Im Wartestand: Marcel Woche (links) soll mit der FSG Bebra die SG Haunetal empfangen. Rotenburgs Matthias Wolf (rechts) wäre in Niederaula gefordert - so denn gespielt werden kann. Foto: Walger

Rotenburg. Der letzte reguläre Spieltag des Kalenderjahres 2016 steht für die Fußballer im Kreis am Sonntag um 14.30 Uhr an. Für Anfang Dezember sind noch Nachholspiele angesetzt.

Stimmen die aktuellen Wetterprognosen, dann könnte auf vielen Plätzen wohl gekickt werden. Wenn die jeweiligen Gastgeber denn überhaupt wollen, dass angepfiffen wird. Es wäre ja nicht das erste Mal, dass eine lange Liste verletzter oder erkrankter Spieler die Chancen auf Punkte so schmälert, dass die Chancen auf einen Spielausfall im gleichen Maße steigen.

Manchmal gibt auch die vernünftige Überlegung den Ausschlag, dass ein weicher Platz umgepflügt würde und während der Winterpause nicht zum Trainieren zur Verfügung stünde. Denn auf dann möglicherweise gefrorenen Bodenrillen zu üben, birgt ein hohes Verletzungsrisiko.

Was das Wochenende angeht, bleibt den Aktiven und ihren Anhängern keine Wahl: Sie müssen abwarten, ob der Fußball rollt.

Schnelles Wiedersehen

Interessante Spiele gäbe es genug. Das der FSG Bebra gegen die SG Haunetal zum Beispiel. Es ist gerade gut einen Monat her, dass die beiden Mannschaften sich in Haunetal-Wehrda gegenübergestanden haben. Dieses Vorrundenduell ging mit 5:3 an die Bebraner.

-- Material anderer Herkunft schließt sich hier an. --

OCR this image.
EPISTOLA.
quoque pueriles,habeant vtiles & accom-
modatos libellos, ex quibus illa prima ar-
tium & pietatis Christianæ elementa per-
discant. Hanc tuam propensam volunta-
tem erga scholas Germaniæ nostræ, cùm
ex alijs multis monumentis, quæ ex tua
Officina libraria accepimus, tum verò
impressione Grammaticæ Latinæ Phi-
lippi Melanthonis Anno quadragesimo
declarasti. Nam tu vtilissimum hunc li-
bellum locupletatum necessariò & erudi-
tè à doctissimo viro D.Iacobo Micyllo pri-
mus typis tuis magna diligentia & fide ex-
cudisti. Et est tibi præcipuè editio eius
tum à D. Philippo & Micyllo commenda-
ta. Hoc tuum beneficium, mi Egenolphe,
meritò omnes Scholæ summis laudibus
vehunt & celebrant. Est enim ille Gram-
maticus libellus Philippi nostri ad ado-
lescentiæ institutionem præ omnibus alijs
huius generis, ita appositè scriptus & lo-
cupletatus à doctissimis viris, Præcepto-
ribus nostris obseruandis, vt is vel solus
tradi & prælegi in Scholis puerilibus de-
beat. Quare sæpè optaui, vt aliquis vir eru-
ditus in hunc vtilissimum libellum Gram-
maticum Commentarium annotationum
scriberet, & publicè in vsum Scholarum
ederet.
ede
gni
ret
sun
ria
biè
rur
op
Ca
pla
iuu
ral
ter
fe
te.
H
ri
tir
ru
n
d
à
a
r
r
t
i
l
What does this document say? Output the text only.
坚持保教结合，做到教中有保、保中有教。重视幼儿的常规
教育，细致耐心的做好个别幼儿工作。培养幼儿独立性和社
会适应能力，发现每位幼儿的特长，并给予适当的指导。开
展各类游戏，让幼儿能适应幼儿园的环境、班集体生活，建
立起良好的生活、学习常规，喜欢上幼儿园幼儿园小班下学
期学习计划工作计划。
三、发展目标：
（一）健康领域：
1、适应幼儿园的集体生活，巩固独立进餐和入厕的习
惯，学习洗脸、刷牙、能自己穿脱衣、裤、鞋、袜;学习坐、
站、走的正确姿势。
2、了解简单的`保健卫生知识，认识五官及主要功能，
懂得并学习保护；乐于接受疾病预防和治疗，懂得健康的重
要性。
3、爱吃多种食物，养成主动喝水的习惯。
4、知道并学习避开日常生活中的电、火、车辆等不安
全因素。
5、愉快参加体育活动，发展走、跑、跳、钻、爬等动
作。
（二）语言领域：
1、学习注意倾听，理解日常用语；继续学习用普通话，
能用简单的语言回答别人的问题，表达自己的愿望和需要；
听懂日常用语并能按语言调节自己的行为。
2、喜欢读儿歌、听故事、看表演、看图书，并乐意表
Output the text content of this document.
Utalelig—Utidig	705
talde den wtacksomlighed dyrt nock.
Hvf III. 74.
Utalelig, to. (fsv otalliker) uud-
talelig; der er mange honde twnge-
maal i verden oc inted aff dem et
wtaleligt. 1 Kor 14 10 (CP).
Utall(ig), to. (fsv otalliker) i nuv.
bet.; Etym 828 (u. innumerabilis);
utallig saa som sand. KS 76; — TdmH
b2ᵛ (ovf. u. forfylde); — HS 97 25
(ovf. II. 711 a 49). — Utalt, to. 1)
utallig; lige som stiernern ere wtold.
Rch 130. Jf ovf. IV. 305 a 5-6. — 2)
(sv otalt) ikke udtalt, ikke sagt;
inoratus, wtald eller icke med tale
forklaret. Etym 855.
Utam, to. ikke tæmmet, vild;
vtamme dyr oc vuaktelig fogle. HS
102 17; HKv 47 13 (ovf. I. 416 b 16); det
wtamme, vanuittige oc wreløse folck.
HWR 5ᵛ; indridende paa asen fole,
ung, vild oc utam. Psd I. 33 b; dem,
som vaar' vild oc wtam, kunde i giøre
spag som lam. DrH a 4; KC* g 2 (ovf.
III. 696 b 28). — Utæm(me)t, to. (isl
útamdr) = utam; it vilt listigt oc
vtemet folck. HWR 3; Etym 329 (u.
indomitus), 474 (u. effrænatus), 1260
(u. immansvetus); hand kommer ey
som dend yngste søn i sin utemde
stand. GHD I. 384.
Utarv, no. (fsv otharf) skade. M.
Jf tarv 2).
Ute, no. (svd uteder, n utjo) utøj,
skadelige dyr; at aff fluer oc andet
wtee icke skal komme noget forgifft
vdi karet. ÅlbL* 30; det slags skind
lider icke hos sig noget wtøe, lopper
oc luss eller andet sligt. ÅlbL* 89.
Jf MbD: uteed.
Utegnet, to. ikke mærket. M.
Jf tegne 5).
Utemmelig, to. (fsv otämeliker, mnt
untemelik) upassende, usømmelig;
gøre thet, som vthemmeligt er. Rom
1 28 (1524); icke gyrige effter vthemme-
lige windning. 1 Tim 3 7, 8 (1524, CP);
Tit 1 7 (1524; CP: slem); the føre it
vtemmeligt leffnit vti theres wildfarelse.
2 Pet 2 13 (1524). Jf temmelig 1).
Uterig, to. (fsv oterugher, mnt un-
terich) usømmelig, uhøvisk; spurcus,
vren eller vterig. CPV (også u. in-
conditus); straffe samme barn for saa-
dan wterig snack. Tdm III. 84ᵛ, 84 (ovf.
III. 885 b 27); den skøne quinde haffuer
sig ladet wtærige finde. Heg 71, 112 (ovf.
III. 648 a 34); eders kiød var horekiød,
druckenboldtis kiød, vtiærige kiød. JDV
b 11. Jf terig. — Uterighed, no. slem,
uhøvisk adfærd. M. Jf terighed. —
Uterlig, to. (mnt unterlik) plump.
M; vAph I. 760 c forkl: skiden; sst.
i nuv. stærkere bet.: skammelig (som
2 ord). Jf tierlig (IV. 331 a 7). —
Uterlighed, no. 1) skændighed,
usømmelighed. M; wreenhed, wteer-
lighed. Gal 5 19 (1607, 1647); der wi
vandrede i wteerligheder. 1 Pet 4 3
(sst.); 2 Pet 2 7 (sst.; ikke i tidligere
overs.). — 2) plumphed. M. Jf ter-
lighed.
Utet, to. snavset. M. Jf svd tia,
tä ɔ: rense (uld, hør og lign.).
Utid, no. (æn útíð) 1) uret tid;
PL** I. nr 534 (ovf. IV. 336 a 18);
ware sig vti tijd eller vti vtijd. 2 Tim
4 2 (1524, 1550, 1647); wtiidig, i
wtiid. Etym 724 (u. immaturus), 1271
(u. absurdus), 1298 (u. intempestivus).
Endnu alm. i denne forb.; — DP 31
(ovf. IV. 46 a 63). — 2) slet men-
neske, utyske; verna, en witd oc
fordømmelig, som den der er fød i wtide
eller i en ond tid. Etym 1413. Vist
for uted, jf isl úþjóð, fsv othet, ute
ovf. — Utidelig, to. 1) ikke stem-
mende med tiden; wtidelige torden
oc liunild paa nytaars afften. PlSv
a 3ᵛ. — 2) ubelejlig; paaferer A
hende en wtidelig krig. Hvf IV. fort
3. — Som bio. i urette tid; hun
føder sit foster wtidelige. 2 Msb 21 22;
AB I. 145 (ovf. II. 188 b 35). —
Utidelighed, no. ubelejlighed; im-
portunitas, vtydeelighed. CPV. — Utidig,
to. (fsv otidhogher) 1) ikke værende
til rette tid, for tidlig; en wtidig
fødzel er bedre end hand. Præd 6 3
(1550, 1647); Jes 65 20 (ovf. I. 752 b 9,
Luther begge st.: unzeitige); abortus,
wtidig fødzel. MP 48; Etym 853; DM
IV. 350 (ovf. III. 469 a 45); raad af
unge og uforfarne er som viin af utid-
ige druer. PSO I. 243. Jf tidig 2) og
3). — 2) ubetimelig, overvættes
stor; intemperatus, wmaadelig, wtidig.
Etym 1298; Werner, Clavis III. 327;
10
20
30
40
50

Die Chancen auf eine Revanche auf der Biberkampfbahn stehen nicht schlecht für die Haunetaler. Denn Bebras Trainer Andreas Gleim plagen arge personelle Probleme. „Das Lazarett hat sich noch nicht gelichtet“, sagt er. „Ich habe auch keine Ahnung, wer am Freitag ins Training kommen wird.“ Gleim war in dieser Woche selbst außer Gefecht gesetzt und konnte die erste Übungseinheit nicht leiten.

Die FSG hat im November erst eine Begegnung absolviert. Klar, dass da der Spielrhythmus fehlt. Einen guten Grund gibt es aber, die Aufgabe gegen Haunetal übermorgen trotzdem anzugehen. Denn anderenfalls wird die Liste der Nachholspiele noch länger.

Dieses Problems sind sich auch die Verantwortlichen bei der SG Wildeck bewusst. Die SGW soll in Bosserode die SG Dittlofrod/Körnbach empfangen. Das Wildecker Torwartproblem hat sich inzwischen noch nicht gelöst. Andererseits sind die Dittlofroder nicht gerader in bestechender Form. Fünf Punkte haben sie aus den letzten acht Spielen geholt. Keine Bilanz, die einem Gegner Angst macht, aber wohl eine, die das Team in den Keller der Tabelle rutschen ließ.

Ein Trio muss reisen

Die anderen drei Rotenburger Altkreisvertreter stehen vor Auswärtsaufgaben und haben darauf, ob gespielt wird, gar keinen Einfluss. Der ESV Weiterode würde als Außenseiter zum Spitzenreiter Aulatal nach Kirchheim fahren. Einen Kampf um Tabellenplatz vier soll sich der ESV Hönebach in Untergeis mit der punktgleichen SG Ober-/Untergeis liefern.

Der Vorletzte, die SG Rotenburg/Lispenhausen, muss versuchen, im Kellerduell bei der unmittelbar vor ihr platzierten SG Niederaula/Hattenbach auf Biegen und Brechen zu punkten. Denn verlieren die Gäste, dann wächst ihr Rückstand zum Kontrahenten auf acht Punkte an.

Das wird Rotenburgs Stürmer Steffen Kanngießer auf jeden Fall zu verhindern versuchen. Er ist in der Vorrunde der vergangenen Saison für den damaligen Gruppenligisten Niederaula auf Torejagd gegangen, ehe er flugs an seine alte Wirkungsstätte am Wittich zurückgekehrt ist.